Perhaps the blockbuster corporate deal of the summer was the announcement that U.S. fast food giant Burger King Worldwide Inc. would be acquiring Canada’s Tim Hortons Inc. chain for $12.5 billion. But what could have ended with a light discussion about the merits of enjoying a double-double with your WHOPPER turned into a massive discussion of corporate tax policy thanks to Burger King’s announced intention to move its corporate head office to Oakville, Ont. under the terms of the merger.

This adds fuel to the fire south of the border about corporate tax inversions — a hot topic in the U.S. right now, but one that we have traditionally heard little about in Canada. This is for good reason as it’s simply never been an issue for Canadian companies. An unfamiliar term for most Canadians until this past summer, corporate inversions are a U.S. phenomenon, as some U.S. companies with significant global operations and profits seek to merge with a foreign corporation, and, in so doing, move the headquarters of the merged corporation to that foreign, lower-taxed jurisdiction. This achieves two objectives: a lower corporate tax rate and, more significantly, the avoidance of U.S. taxes on repatriated earnings.

According to KPMG LLP’s recently published Corporate and Indirect Tax Rate Survey 2014, the U.S.’s combined federal and state corporate tax rate of 40% is the highest in the world next to the United Arab Emirates’ corporate tax rate of 55% — although a footnote is quick to add that “having the highest statutory rate does not mean that the tax is actually levied.” Canada’s combined corporate federal and provincial rate stands at 26.5%, making Canada a relative corporate tax haven. To the extent that income can be shifted into Canada (or any other lower taxed jurisdiction) in future years as a result of a foreign merger, there would be an absolute tax savings realized by the former U.S. corporation.
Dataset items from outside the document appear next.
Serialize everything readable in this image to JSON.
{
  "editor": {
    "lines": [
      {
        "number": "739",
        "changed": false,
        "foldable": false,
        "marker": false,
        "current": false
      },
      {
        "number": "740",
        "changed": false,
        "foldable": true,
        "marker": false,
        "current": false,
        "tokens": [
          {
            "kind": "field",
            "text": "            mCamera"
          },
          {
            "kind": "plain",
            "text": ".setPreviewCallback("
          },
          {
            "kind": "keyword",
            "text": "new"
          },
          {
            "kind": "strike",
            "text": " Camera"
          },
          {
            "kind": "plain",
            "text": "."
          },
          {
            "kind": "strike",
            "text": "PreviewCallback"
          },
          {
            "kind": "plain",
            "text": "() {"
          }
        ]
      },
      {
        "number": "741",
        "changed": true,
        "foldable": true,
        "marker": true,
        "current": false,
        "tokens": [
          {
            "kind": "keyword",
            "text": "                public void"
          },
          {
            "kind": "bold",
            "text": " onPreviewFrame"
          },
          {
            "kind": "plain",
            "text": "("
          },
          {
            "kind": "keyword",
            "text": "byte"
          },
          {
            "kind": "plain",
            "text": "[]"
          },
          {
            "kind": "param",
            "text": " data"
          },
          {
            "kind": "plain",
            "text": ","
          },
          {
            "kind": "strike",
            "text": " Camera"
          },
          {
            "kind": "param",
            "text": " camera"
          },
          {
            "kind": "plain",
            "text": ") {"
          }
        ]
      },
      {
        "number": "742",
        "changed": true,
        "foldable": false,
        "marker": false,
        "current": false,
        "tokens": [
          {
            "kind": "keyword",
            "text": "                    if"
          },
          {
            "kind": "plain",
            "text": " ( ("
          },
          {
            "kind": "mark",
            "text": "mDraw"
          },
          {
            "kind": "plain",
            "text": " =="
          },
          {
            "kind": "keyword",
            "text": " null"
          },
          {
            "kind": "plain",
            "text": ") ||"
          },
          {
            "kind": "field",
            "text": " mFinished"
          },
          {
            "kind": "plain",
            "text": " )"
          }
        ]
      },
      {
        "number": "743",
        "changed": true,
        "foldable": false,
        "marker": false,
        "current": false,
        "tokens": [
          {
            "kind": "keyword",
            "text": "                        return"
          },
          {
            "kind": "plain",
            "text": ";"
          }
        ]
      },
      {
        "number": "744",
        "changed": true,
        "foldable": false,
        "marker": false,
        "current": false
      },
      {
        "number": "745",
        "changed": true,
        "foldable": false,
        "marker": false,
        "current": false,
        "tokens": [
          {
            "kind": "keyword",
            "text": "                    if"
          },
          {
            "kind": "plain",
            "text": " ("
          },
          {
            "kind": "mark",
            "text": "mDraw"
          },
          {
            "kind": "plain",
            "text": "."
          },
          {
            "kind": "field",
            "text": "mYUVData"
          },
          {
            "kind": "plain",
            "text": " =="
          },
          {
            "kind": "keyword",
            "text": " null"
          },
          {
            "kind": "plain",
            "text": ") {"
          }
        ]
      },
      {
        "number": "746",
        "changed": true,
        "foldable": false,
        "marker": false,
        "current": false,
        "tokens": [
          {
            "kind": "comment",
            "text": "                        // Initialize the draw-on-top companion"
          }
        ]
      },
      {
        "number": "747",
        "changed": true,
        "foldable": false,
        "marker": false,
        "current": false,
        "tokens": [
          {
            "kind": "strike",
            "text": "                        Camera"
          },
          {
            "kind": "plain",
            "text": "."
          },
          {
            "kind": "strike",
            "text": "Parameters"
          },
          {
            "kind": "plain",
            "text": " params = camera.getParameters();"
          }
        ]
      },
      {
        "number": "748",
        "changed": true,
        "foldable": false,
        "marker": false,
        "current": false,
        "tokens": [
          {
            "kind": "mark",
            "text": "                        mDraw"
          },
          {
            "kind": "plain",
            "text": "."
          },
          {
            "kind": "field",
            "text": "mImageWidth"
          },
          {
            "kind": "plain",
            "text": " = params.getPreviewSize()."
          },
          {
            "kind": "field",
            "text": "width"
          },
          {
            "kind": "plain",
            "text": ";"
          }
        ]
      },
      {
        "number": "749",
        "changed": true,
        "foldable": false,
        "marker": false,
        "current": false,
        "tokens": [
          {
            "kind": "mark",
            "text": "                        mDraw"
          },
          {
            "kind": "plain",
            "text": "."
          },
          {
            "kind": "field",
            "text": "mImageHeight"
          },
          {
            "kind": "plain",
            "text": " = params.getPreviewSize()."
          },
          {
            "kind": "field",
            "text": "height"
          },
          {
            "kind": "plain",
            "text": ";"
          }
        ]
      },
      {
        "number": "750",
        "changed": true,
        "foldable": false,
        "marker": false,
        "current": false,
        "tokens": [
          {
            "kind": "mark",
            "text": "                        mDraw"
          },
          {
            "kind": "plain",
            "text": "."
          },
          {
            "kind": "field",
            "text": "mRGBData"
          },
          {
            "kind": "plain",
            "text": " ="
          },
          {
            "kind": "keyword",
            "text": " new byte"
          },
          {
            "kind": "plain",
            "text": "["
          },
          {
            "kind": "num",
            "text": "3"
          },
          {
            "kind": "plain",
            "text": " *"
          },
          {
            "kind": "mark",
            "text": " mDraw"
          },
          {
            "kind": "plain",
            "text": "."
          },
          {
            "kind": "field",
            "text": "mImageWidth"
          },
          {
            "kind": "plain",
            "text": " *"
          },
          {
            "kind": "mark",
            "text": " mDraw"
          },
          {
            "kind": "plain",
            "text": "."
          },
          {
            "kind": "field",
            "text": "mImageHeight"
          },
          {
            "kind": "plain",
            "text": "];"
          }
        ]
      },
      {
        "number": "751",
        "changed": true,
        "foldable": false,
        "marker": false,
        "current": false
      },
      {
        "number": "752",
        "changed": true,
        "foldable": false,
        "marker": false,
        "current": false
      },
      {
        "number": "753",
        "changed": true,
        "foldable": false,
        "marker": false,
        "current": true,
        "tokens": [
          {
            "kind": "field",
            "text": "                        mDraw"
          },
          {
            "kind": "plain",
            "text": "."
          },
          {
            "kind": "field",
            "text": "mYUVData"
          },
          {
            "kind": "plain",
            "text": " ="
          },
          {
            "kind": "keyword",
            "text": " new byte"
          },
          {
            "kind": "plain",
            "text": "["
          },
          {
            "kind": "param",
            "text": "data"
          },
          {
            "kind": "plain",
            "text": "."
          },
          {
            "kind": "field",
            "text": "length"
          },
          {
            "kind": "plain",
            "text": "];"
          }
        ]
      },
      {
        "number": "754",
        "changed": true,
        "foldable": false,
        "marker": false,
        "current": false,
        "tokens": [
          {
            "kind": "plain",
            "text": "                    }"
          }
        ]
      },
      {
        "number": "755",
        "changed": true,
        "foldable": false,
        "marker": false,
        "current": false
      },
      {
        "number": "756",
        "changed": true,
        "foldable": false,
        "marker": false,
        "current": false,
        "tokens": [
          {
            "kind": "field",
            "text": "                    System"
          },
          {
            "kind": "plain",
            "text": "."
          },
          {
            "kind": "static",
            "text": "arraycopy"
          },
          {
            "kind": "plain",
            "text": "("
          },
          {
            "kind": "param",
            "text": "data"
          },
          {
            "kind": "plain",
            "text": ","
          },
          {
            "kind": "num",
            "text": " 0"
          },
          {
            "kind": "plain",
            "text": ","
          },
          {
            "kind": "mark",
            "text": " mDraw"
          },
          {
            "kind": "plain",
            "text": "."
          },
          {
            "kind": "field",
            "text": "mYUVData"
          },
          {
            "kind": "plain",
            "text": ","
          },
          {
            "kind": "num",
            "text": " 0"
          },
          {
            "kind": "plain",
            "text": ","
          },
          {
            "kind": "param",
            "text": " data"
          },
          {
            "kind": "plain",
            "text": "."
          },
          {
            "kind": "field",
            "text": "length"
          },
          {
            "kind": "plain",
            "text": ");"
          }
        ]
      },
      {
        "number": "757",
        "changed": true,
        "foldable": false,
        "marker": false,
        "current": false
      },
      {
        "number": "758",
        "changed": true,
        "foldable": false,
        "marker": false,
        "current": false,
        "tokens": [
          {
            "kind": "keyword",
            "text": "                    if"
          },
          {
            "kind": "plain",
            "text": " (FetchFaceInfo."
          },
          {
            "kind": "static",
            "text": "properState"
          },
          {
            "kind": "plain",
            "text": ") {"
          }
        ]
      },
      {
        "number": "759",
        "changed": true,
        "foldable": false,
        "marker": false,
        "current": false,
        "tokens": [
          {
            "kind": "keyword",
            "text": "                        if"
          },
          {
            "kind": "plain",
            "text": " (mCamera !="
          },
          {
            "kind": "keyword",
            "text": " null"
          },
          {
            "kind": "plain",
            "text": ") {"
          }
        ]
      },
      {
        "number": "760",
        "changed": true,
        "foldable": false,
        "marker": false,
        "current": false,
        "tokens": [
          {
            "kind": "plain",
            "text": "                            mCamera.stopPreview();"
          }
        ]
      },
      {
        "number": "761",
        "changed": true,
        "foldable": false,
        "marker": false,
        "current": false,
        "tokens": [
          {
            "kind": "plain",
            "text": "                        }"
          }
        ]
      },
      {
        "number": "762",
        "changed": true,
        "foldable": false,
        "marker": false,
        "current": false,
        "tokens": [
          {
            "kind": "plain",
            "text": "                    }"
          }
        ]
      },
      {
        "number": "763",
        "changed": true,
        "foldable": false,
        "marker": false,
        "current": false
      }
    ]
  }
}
But an even stronger motivation for inversions is the U.S. tax rule that requires U.S. corporations to pay U.S. corporate taxes on global earnings when they are repatriated even though those earnings will most likely already have been taxed abroad in the foreign jurisdiction. Canada, like the other five other G7 countries besides the U.S., taxes on a territorial basis and does not impose its own taxes on income earned abroad.

So, from a corporate tax policy perspective, if the U.S. is worried about more corporate inversions, it could look to Canada as an example of a globally competitive corporate tax rate and move to a territorial based corporate tax system like its G7 partners. As much as we may like to complain about our tax system in Canada, at least as far as corporate tax rates and policy, we seem to being doing a couple of things right.